Não há nisto qualquer novidade, há muito que se sabe que assim teria de ser. Vale simplesmente a pena salientar que, ao dizer o que disse agora, Mario Draghi, dilui o álibi do Tribunal Constitucional. O governo – e a troika e tutti quanti, incluindo as últimas imbecilidades e pantominices de Braga de Macedo – tudo tem feito para pressionar e culpar o Tribunal Constitucional. Se ainda há pouco o responsabilizava por um ameaçado segundo resgate, melhor agora o responsabilizaria.
O governo da Irlanda recusou assinar qualquer espécie de programa de transição porque, estando em condições de arriscar directamente os mercados, entendeu que não poderia aceitar as exigências da troika. Não recusou esse programa apenas porque pôde, mas também porque quis. Mas esse é o governo que já negociara um programa com um ajustamento orçamental bem menos exigente e um bem menor poder de destruição social e económica.
Andaram sempre a dizer-nos que Portugal não era a Grécia. Que nos colaríamos à Irlanda para, na carruagem de trás, seguir o mesmo percurso e atingir o mesmo destino. Tretas!

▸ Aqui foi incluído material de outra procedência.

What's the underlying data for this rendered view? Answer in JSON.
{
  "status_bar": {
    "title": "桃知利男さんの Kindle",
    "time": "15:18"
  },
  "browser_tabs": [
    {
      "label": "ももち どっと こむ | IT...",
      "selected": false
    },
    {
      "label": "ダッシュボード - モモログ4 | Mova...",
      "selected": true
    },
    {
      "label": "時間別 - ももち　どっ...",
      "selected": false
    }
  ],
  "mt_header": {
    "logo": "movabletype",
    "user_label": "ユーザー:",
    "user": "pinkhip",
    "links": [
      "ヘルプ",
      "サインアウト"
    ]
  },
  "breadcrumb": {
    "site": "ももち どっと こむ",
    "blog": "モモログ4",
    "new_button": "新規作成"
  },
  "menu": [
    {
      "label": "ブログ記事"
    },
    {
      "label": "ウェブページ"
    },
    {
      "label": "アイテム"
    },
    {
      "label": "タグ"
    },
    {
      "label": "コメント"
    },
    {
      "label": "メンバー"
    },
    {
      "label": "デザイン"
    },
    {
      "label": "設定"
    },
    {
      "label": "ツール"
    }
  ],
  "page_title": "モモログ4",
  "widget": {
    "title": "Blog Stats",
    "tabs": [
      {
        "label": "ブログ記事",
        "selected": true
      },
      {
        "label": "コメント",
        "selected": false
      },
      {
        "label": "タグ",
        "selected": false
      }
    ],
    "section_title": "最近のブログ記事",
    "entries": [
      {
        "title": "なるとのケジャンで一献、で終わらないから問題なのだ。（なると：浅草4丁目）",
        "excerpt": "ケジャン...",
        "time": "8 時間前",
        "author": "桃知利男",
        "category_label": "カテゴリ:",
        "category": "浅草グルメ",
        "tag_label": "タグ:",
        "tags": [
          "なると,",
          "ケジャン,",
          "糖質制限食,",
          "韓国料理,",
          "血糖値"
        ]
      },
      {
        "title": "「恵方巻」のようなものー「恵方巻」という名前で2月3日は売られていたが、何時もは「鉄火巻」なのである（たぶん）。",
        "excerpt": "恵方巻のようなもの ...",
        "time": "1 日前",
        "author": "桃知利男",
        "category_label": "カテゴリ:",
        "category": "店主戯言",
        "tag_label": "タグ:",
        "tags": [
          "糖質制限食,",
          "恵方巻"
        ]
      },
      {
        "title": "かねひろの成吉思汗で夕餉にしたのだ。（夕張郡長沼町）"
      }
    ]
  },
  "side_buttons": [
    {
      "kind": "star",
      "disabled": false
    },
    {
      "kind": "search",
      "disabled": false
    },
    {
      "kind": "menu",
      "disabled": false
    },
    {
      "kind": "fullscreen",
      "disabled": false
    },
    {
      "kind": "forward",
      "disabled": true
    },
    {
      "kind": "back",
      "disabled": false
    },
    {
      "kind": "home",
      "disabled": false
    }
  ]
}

A Irlanda tem, agora que justamente concluiu o programa, acesso aos mercados financeiros a taxas de juro sustentáveis, que rondam os 3%.
Para Portugal as taxas de juro não baixam do dobro disso, e são evidentemente incomportáveis. E não é nem por especulação dos mercados, nem por nenhum Tribunal Constitucional. É porque os mercados perceberam, quando Vítor Gaspar desistiu e reconheceu que falhara, que falhara ele e tudo o que representava, ele e o programa em que acreditara. Porque, ao contrário da Irlanda, a economia foi destruída e não tem condições de crescimento. E porque ninguém consegue pagar uma dívida que, mesmo privatizando tudo o que havia para privatizar – as receitas das privatizações são para abate directo na dívida -, não tem parado de crescer, e já ultrapassa os 130% do PIB. E porque só nestas condições de austeridade, à custa da procura interna - reduzindo importações e aumentando exportações à custa do excesso de produção (face à redução do consumo) de combustíveis - Portugal consegue controlar o défice externo. E porque o país está a envelhecer, sem natalidade e com os jovens a emigrar. E porque o país empobreceu dramaticamente, e perdeu a massa crítica da classe média. E porque tem uma política de redistribuição de rendimento terceiro-mundista…
António José Seguro, passa ao lado de tudo isto, e protesta que o governo está a negociar o programa nas costas e à revelia do PS. Programa que Passos, voltando a mentir, garante ser para um ano … Para que sinta dispensado de tudo e mais alguma coisa. Até de negociar, o que quer que seja, com quem quer que seja… Mesmo que seja o novo programa. E mesmo que seja com a troika, com os técnicos ou com o topo da hierarquia!
Dizer que Portugal está no caminho certo e a fazer progressos importantes, é de quem não faz a mínima ideia do que fala. O Senhor Mario Draghi deveria vir passar uns dias – mesmo de férias – a Portugal. Ajudaria um bocadinho o turismo e poderia perceber que esta não é a melhor altura para gozar connosco!
Gente extraordinária, esta que manda nisto!